Es ist Heiligabend 1918. Gustav Landauer ist in Krumbach Gastgeber einer Weihnachtsfeier unter außergewöhnlichen Umständen nach dem Ersten Weltkrieg und der Revolution in Bayern. Außergewöhnlich ist auch einer seiner Gäste an diesem Abend, Kurt Eisner. Der bayerische Ministerpräsident wird zu dieser Zeit von der Presse heftigst attackiert, was den Schriftsteller und Publizisten Gustav Landauer empört: „Dass einer der verhassteste aller Menschen werden muss, der zugleich Pressefreiheit gibt und keiner Partei zur Herrschaft verhelfen will, wie könnte es anders sein, da die Parteien, die die Presse beherrschen, nicht das Rechte und Neue wollen, sondern ihre Herrschaft?“ schrieb er an seine Tochter Gudula.
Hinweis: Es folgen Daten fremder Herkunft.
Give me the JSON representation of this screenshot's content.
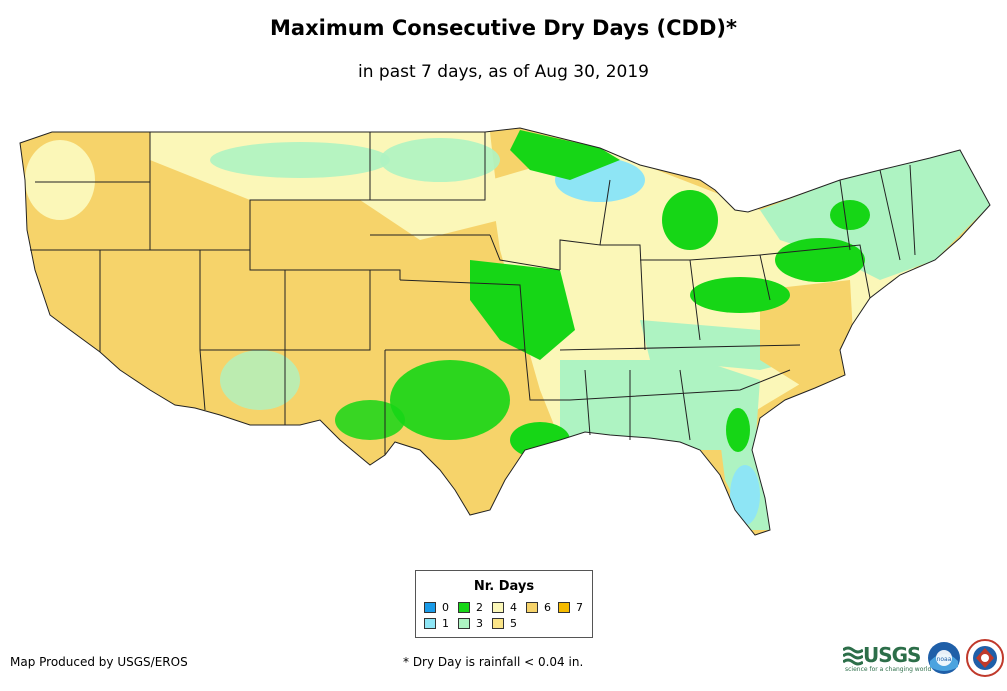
{
  "title": "Maximum Consecutive Dry Days (CDD)*",
  "subtitle": "in past 7 days, as of Aug 30, 2019",
  "legend": {
    "title": "Nr. Days",
    "items": [
      {
        "label": "0",
        "color": "#1a9be8"
      },
      {
        "label": "1",
        "color": "#8ee5f5"
      },
      {
        "label": "2",
        "color": "#16d616"
      },
      {
        "label": "3",
        "color": "#aef3c2"
      },
      {
        "label": "4",
        "color": "#fbf7b8"
      },
      {
        "label": "5",
        "color": "#fbe588"
      },
      {
        "label": "6",
        "color": "#f6d36a"
      },
      {
        "label": "7",
        "color": "#f5bb00"
      }
    ]
  },
  "credit": "Map Produced by USGS/EROS",
  "footnote": "* Dry Day is rainfall < 0.04 in.",
  "logos": {
    "usgs": "USGS",
    "usgs_tagline": "science for a changing world",
    "noaa": "noaa",
    "nws": "nws"
  }
}
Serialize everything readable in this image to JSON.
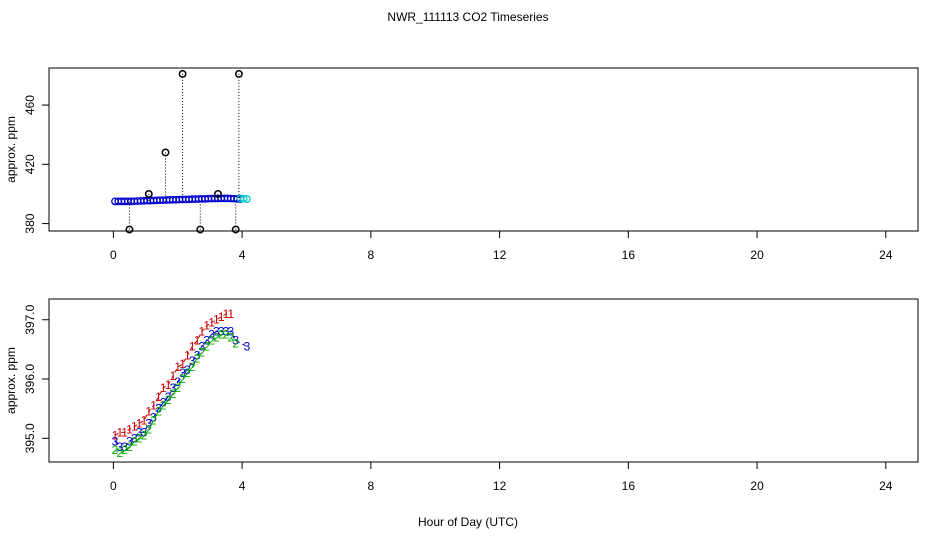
{
  "title": "NWR_111113  CO2 Timeseries",
  "xlabel": "Hour of Day (UTC)",
  "colors": {
    "main": "#0000cc",
    "outlier": "#000000",
    "series1": "#cc0000",
    "series2": "#0000cc",
    "series3": "#00aa00",
    "series4": "#00cccc"
  },
  "chart_data": [
    {
      "type": "scatter",
      "panel": "top",
      "ylabel": "approx. ppm",
      "xlim": [
        -2,
        25
      ],
      "ylim": [
        375,
        485
      ],
      "xticks": [
        "0",
        "4",
        "8",
        "12",
        "16",
        "20",
        "24"
      ],
      "yticks": [
        "380",
        "420",
        "460"
      ],
      "main": {
        "x": [
          0.05,
          0.15,
          0.25,
          0.35,
          0.45,
          0.55,
          0.65,
          0.75,
          0.85,
          0.95,
          1.05,
          1.15,
          1.25,
          1.35,
          1.45,
          1.55,
          1.65,
          1.75,
          1.85,
          1.95,
          2.05,
          2.15,
          2.25,
          2.35,
          2.45,
          2.55,
          2.65,
          2.75,
          2.85,
          2.95,
          3.05,
          3.15,
          3.25,
          3.35,
          3.45,
          3.55,
          3.65,
          3.75,
          3.85,
          3.95
        ],
        "y": [
          395,
          395,
          395,
          395,
          395,
          395,
          395.1,
          395.2,
          395.3,
          395.4,
          395.5,
          395.5,
          395.6,
          395.7,
          395.8,
          395.8,
          395.9,
          396,
          396.1,
          396.1,
          396.2,
          396.3,
          396.3,
          396.4,
          396.5,
          396.5,
          396.6,
          396.7,
          396.7,
          396.8,
          396.9,
          396.9,
          396.9,
          397,
          397,
          397,
          396.9,
          396.8,
          396.7,
          396.6
        ]
      },
      "outliers": {
        "x": [
          0.5,
          1.1,
          1.62,
          2.15,
          2.7,
          3.25,
          3.8,
          3.9
        ],
        "y": [
          376,
          400,
          428,
          481,
          376,
          400,
          376,
          481
        ]
      },
      "tail": {
        "x": [
          3.95,
          4.05,
          4.15
        ],
        "y": [
          397,
          396.8,
          396.6
        ]
      }
    },
    {
      "type": "line",
      "panel": "bottom",
      "ylabel": "approx. ppm",
      "xlim": [
        -2,
        25
      ],
      "ylim": [
        394.6,
        397.35
      ],
      "xticks": [
        "0",
        "4",
        "8",
        "12",
        "16",
        "20",
        "24"
      ],
      "yticks": [
        "395.0",
        "396.0",
        "397.0"
      ],
      "series": [
        {
          "marker": "1",
          "x": [
            0.05,
            0.2,
            0.35,
            0.5,
            0.65,
            0.8,
            0.95,
            1.1,
            1.25,
            1.4,
            1.55,
            1.7,
            1.85,
            2.0,
            2.15,
            2.3,
            2.45,
            2.6,
            2.75,
            2.9,
            3.05,
            3.2,
            3.35,
            3.5,
            3.65
          ],
          "y": [
            395.05,
            395.1,
            395.1,
            395.15,
            395.2,
            395.25,
            395.3,
            395.45,
            395.55,
            395.7,
            395.85,
            395.9,
            396.05,
            396.2,
            396.25,
            396.4,
            396.55,
            396.65,
            396.8,
            396.9,
            396.95,
            397.0,
            397.05,
            397.1,
            397.1
          ]
        },
        {
          "marker": "3",
          "x": [
            0.05,
            0.2,
            0.35,
            0.5,
            0.65,
            0.8,
            0.95,
            1.1,
            1.25,
            1.4,
            1.55,
            1.7,
            1.85,
            2.0,
            2.15,
            2.3,
            2.45,
            2.6,
            2.75,
            2.9,
            3.05,
            3.2,
            3.35,
            3.5,
            3.65,
            3.8,
            4.15
          ],
          "y": [
            394.95,
            394.85,
            394.85,
            394.95,
            395.0,
            395.1,
            395.1,
            395.25,
            395.35,
            395.5,
            395.6,
            395.7,
            395.85,
            395.95,
            396.1,
            396.15,
            396.3,
            396.4,
            396.55,
            396.65,
            396.75,
            396.8,
            396.8,
            396.8,
            396.8,
            396.65,
            396.55
          ]
        },
        {
          "marker": "2",
          "x": [
            0.05,
            0.2,
            0.35,
            0.5,
            0.65,
            0.8,
            0.95,
            1.1,
            1.25,
            1.4,
            1.55,
            1.7,
            1.85,
            2.0,
            2.15,
            2.3,
            2.45,
            2.6,
            2.75,
            2.9,
            3.05,
            3.2,
            3.35,
            3.5,
            3.65,
            3.8
          ],
          "y": [
            394.8,
            394.75,
            394.8,
            394.85,
            394.95,
            395.0,
            395.05,
            395.15,
            395.3,
            395.45,
            395.55,
            395.65,
            395.75,
            395.85,
            396.0,
            396.1,
            396.2,
            396.35,
            396.45,
            396.55,
            396.65,
            396.7,
            396.75,
            396.75,
            396.7,
            396.6
          ]
        }
      ]
    }
  ]
}
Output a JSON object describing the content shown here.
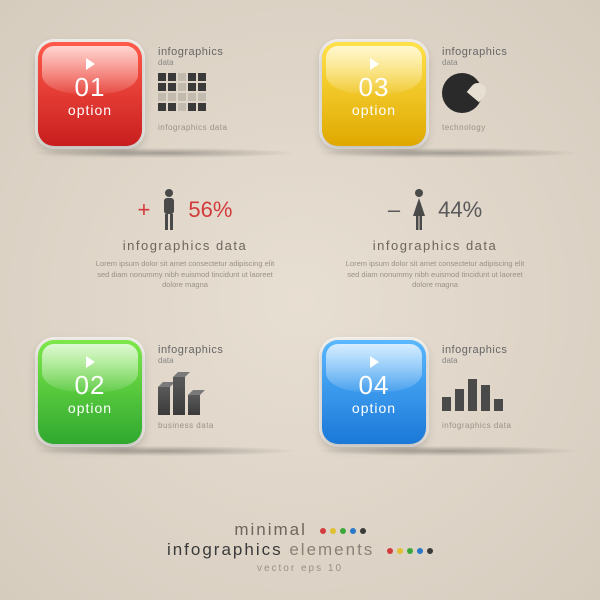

Unzählige Briefe Landauers sowie seine Tagebucheinträge sind von der Ethnologin, Journalistin und Autorin Rita Steininger für ein Portrait gesichtet und analysiert worden. Sie beschreibt in der Biographie „Gustav Landauer – Ein Kämpfer für Freiheit und Menschlichkeit“ das kurze Leben eines Pazifisten, der sich schon in der Jugend für soziale Gerechtigkeit einsetzte und 1919 in einer regelrechten Gewaltorgie im Gefängnis Stadelheim sein Leben lassen musste. Sein Freund Kurt Eisner hatte ihn nach München geholt, wo beide „den kurzen Traum einer Räterepublik“ mit der Ausrufung des Freistaats erlebten – aber nicht überlebten.

1870 wurde Gustav Landauer in Karlsruhe geboren – in gut bürgerlichen Verhältnissen. Schon früh zeigt sich seine Leidenschaft für die Lyrik, der Beruf des Schriftstellers ist sein „Traumberuf“, was der Vater, zu dem er zeitlebens kein gutes Verhältnis hat, nicht gut heißt. Rita Steininger zeichnet das Leben des Freigeists nach, der viele seiner Lebensjahre in Berlin verbrachte und nicht nur politisch Herausforderungen meistern und Rückschläge einstecken musste. Der Pazifist wendet sich gegen die Kriegsbegeisterung zum Beginn des Ersten Weltkriegs und riskiert damit auch, Freundschaften zu verlieren. Er engagiert sich in der Berliner Arbeiterbewegung und wird mehrmals verhaftet. Die Sorge um das Einkommen, Schicksalsschläge wie der Tod von Tochter und Ehefrau, die Scheidung von seiner ersten Frau Margarethe – auch privat hatte Gustav Landauer viel zu verkraften. Aber Gustav Landauer ist auch glücklicher Vater und findet mit der Dichterin Hedwig Lachmann nicht nur die große Liebe, sondern auch eine Seelenverwandte.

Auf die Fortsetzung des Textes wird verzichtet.